Poland’s Solidarność Forty Years On: How is it Remembered?

The example of Poland’s Solidarity should give hope to all those fighting socio-economic and political injustice, whether that be in Lukashenko’s Belarus, Ali Khamenei’s Iranian theocracy, or Xi’s China. For those who took to the streets in the summer of 1980, that the communist regime would fall a decade later was incomprehensible.

Forty years ago this month, shipyard workers in Gdańsk went on strike and began what would become the first, albeit short-lived, subversive victory against a communist regime in the Eastern Bloc. It would take almost a decade for its long-term significance to come to bear. 

The summer of 1980 saw the inauguration of the largest, genuinely mass-led social movement present in the Soviet sphere of influence. At its zenith, Solidarity, in its simplest form, a trade union, boasted a membership of over ten million. Its existence had ramifications far beyond Poland – indeed, for the Soviet project itself. 

The Gdańsk Agreement of August 1980, signed by representatives of both the authorities and striking workers, is considered seminal to beginning the legitimisation of opposition to Soviet-backed communist rule in Eastern Europe.

December 1981 saw the eventual suppression of Solidarity with the implementation of martial law. That the movement lasted sixteen months is testament to its doctrine of non-violence. Solidarity’s experience during martial law, however, determined the form it would take with its re-emergence in 1988. The Round Table talks of 1989 saw Poland transition peacefully into a liberal democracy. It was, however, Solidarity’s intellectuals who had taken the reins, with the workers politically disarmed by the brutal experience of martial law.

The presence of a common adversary had previously enabled the existence of a mass-led social movement. The pressures of a pluralistic liberal democracy saw the swift demise of Solidarity and the unity among political difference it represented.

Poland’s transition to democratic organisation and the conduct of post-Solidarity politicians is politicised by the ruling Law and Justice party (PiS) who complain that the path taken failed to depart from, and discredit, the communists. Herein lies the present context for the memorialisation of Poland’s history of collective resistance. The populist narrative of the current government resonates with those who fail to see the benefits brought about by the transition to liberal democracy. 

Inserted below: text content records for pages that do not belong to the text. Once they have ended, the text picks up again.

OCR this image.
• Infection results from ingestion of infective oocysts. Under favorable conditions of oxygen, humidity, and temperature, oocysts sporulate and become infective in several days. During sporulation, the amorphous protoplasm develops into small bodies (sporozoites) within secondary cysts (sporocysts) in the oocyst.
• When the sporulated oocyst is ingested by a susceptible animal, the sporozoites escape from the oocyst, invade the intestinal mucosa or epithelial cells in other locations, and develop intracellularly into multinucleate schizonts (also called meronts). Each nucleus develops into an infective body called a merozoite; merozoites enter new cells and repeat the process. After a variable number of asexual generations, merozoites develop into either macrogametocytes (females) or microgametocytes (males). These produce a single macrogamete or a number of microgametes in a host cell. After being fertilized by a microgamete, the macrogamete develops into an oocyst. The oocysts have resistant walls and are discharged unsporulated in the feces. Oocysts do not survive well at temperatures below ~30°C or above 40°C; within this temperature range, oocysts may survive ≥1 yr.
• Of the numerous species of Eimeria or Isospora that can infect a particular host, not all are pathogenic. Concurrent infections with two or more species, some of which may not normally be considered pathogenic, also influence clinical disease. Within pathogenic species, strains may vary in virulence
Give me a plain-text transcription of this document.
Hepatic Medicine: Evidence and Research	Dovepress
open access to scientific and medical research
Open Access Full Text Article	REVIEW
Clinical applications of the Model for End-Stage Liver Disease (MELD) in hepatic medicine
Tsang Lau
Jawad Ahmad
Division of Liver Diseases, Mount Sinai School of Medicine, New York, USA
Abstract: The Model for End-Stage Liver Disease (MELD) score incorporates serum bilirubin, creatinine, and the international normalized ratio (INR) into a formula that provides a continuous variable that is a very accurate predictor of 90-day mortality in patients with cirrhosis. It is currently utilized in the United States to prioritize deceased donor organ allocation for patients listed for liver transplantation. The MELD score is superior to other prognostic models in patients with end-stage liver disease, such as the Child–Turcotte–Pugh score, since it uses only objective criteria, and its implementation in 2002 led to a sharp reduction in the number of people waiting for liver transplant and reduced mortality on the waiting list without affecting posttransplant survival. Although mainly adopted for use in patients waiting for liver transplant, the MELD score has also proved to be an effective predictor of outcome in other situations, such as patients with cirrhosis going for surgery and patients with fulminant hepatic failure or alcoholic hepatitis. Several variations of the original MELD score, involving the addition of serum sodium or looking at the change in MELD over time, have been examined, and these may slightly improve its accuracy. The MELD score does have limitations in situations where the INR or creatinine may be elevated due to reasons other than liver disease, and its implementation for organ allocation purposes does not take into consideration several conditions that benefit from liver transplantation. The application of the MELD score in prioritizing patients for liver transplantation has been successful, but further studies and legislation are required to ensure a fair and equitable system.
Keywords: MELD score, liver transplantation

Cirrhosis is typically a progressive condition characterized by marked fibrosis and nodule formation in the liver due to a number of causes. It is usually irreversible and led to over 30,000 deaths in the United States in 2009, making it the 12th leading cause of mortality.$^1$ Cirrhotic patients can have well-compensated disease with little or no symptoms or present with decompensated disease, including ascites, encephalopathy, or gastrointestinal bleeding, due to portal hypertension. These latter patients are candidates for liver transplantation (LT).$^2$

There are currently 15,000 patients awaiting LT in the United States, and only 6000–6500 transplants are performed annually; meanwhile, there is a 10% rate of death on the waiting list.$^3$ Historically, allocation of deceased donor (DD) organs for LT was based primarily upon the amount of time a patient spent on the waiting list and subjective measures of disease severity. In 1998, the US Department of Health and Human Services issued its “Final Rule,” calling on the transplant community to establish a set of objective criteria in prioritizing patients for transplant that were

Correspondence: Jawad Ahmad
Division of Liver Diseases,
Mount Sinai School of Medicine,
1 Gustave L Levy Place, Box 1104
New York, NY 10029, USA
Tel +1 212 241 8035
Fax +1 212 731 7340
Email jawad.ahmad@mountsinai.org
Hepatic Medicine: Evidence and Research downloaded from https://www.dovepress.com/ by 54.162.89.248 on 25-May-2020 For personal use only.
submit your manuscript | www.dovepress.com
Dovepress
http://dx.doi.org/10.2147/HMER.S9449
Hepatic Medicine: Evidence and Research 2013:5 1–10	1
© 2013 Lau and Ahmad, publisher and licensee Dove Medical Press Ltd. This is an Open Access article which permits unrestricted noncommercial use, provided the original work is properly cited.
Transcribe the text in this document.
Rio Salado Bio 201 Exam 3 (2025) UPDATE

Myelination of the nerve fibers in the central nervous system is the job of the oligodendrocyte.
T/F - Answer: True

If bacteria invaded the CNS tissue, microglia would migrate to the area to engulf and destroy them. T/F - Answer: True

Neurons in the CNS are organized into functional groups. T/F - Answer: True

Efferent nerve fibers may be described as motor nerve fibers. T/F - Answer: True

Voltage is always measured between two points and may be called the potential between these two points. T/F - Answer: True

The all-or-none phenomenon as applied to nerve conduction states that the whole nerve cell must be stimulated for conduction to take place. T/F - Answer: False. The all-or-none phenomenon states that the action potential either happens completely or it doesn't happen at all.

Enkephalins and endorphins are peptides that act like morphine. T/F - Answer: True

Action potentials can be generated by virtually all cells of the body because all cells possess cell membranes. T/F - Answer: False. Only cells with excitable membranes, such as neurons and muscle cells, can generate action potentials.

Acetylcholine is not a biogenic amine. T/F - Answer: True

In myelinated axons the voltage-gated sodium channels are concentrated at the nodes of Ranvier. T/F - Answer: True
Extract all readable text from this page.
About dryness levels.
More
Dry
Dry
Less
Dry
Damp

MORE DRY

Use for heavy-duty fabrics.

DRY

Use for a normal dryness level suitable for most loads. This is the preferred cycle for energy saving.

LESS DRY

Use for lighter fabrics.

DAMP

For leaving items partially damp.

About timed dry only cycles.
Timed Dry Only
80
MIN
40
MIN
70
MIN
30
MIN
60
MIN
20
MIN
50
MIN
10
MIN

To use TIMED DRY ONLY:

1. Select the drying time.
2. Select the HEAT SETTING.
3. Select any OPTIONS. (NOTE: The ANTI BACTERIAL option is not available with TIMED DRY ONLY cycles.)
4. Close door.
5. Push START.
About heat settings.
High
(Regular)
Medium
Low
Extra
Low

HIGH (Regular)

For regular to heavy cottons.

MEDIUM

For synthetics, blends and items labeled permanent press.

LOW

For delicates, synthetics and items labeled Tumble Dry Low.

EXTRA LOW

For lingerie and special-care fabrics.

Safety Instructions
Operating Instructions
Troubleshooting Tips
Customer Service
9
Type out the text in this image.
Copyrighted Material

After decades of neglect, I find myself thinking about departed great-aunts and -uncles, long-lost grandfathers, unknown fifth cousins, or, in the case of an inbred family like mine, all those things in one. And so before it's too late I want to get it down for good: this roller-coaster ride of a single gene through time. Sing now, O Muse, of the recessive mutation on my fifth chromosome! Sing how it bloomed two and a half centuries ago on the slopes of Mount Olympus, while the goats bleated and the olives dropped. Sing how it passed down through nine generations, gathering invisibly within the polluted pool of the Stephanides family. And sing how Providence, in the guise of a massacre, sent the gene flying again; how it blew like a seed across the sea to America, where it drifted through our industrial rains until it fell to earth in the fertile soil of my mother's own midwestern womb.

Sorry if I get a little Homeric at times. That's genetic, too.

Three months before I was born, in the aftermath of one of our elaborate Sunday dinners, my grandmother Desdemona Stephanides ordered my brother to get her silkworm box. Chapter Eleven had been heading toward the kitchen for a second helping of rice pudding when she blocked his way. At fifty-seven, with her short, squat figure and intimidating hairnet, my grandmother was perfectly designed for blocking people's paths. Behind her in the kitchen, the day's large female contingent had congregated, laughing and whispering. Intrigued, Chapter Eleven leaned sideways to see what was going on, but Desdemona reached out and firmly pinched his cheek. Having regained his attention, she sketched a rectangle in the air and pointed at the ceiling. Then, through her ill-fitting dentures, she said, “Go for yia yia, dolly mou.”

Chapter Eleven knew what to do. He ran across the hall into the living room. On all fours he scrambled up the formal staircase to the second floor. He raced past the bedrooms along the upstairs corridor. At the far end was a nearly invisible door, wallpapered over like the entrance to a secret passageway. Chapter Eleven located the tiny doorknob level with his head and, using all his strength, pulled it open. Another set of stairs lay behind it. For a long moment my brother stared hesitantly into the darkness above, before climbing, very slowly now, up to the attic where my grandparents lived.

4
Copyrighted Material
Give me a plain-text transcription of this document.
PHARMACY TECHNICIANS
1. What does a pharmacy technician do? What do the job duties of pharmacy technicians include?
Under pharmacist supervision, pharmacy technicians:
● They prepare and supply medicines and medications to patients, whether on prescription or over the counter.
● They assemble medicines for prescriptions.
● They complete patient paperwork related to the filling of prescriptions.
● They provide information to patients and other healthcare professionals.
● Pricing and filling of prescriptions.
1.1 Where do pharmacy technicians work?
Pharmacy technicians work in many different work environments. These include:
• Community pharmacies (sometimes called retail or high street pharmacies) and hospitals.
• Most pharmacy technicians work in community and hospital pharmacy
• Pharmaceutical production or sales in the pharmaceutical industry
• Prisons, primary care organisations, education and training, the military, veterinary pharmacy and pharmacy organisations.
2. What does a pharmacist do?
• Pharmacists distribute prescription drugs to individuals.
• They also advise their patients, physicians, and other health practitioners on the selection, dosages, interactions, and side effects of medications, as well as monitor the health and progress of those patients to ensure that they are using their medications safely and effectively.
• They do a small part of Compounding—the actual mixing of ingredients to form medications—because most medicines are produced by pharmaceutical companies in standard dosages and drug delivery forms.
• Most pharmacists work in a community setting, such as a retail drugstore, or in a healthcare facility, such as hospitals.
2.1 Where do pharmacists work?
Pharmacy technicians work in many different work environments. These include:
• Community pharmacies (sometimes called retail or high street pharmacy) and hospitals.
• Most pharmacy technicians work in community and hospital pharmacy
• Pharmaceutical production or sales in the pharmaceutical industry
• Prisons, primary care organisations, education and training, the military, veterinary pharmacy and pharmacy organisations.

The ruling party’s appeal must be recognised – their presidential candidate, Andrzej Duda, was re-elected in July this year. PiS’ assertion of betrayal on the part of the post-Solidarity politicians, however, is unfounded and conspiratorial. In fact, the course taken in 1989 seemed pragmatic, validated by Poland’s bloodless transition. This does not, however, nullify the qualms of the Polish population about the direction that the economy took post-1989; the Solidarity-led government, by pursuing the rapid marketisation underpinned by neoliberal dogma, failed to protect the Polish working class from the social ills inflicted.

By tapping into this disenchantment, the PiS are able to pursue specific political endeavours with their policy of lustration – that is, the vetting of those in high profile positions to cleanse public life of those who collaborated with the former regime. This has allowed the PiS and Jarosław Kaczyński, the leader of the party and de facto leader of Poland, to discredit opponents and settle personal disputes with accusations of past collusion with the communist regime, including Solidarity’s charismatic leader throughout the 1980s, Lech Wałesa.

The experience of Solidarity throughout the 1980s is not without encouraging pertinence today. Poles are organising in opposition to the government’s anti-democratic reforms, forming the Committee for the Defence of Democracy (KOD) – an obvious attempt has been made to benefit from the name recognition of KOR, the organisation that preceded and assisted in the creation of Solidarity. While the emergence of KOD reveals the continued salience to many Poles of their dissident past, the movement cannot be compared to Solidarity; far from inciting mass mobilisation, it is centred only in big cities, attracting older, better educated Poles. That said, Poland’s history of collective resistance remains significant; it renders the PiS unable to contemplate state repression as a means of silencing opposition. 

To veteran dissident Adam Michnik, Poland’s experience four decades ago incites a sense of trust in the Polish population. When the freedoms for which they fought are threatened, they will act.